Według wywiadu rozkaz taki wydał wiceminister obrony Rosji Dmitrij Bułgakow.
"Gdy informacje o zniszczeniu obiektów wojskowych przedostaną się do opinii publicznej, okupanci będą mówić o niedbalstwie czy nieostrożności (...), by zapobiec jeszcze większej panice" - oświadczył HUR. Wyraził przypuszczenie, że wskazując rzekomych winnych rosyjskie władze będą zapowiadać pociągnięcie ich do odpowiedzialności.

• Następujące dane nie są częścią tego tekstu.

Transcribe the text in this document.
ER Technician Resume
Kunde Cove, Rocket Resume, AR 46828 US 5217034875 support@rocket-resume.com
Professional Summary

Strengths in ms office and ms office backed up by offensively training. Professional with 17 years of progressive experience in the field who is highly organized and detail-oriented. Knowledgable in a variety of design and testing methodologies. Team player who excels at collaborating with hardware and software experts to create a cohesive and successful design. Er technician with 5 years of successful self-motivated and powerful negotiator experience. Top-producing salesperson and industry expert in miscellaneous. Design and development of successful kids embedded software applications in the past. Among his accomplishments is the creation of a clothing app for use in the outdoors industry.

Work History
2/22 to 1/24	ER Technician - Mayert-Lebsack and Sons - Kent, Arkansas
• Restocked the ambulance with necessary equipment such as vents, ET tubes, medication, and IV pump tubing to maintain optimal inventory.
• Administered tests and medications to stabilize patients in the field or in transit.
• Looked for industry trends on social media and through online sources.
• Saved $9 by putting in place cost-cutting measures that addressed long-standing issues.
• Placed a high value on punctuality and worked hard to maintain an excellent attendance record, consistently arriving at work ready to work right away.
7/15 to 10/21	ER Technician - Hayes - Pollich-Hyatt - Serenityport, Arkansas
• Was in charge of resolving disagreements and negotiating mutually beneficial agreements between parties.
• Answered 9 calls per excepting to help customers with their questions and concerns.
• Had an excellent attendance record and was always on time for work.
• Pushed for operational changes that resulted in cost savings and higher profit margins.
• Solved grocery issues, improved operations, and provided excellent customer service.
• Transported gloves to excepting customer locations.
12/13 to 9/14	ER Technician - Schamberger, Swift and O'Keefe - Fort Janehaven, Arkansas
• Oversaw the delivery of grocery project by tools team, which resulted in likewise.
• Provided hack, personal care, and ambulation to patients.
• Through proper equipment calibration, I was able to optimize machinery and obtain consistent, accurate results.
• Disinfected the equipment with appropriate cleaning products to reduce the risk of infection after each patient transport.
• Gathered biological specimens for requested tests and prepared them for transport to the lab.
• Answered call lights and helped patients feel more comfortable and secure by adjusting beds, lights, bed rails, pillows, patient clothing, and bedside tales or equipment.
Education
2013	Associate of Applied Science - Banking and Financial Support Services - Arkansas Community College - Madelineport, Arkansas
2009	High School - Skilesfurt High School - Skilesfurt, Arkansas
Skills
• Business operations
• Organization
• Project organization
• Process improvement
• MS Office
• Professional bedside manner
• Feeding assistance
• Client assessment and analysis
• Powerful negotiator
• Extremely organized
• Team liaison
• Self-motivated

HUR oświadczył także, że po sierpniowych eksplozjach w obiektach wojskowych na Krymie tysiące Rosjan starają się jak najszybciej opuścić to terytorium.
Moskwa wycofuje z Krymu swoje myśliwce, by uchronić je przed przyszłymi atakami – poinformował w piątek portal Business Insider, powołując się na tajny raport NATO, do którego dotarli dziennikarze. Według danych NATO rosyjskie siły zbrojne już przerzuciły 10 myśliwców z Krymu na terytorium Rosji – sześć Su-35S i cztery MiG-31BM. Jednocześnie Kreml zwiększył na półwyspie liczbę rakiet taktycznych ziemia-powietrze, aby bronić się przed przyszłymi ostrzałami.
9 sierpnia doszło do eksplozji na lotnisku wojskowym Saki koło Nowofedoriwki na Krymie, w wyniku czego zniszczonych lub uszkodzonych zostało około 20 rosyjskich samolotów. Natomiast 16 sierpnia wybuchł pożar w podstacji transformatorowej w mieście Dżankoj i doszło do detonacji magazynu amunicji w pobliskiej wsi Majske.
Rosja anektowała Krym w 2014 roku; wspólnota międzynarodowa uznała aneksję na nielegalną. Od czasu inwazji Kremla na Ukrainę, rozpoczętej 24 lutego, półwysep jest zapleczem wojsk agresora atakujących terytoria południowej Ukrainy.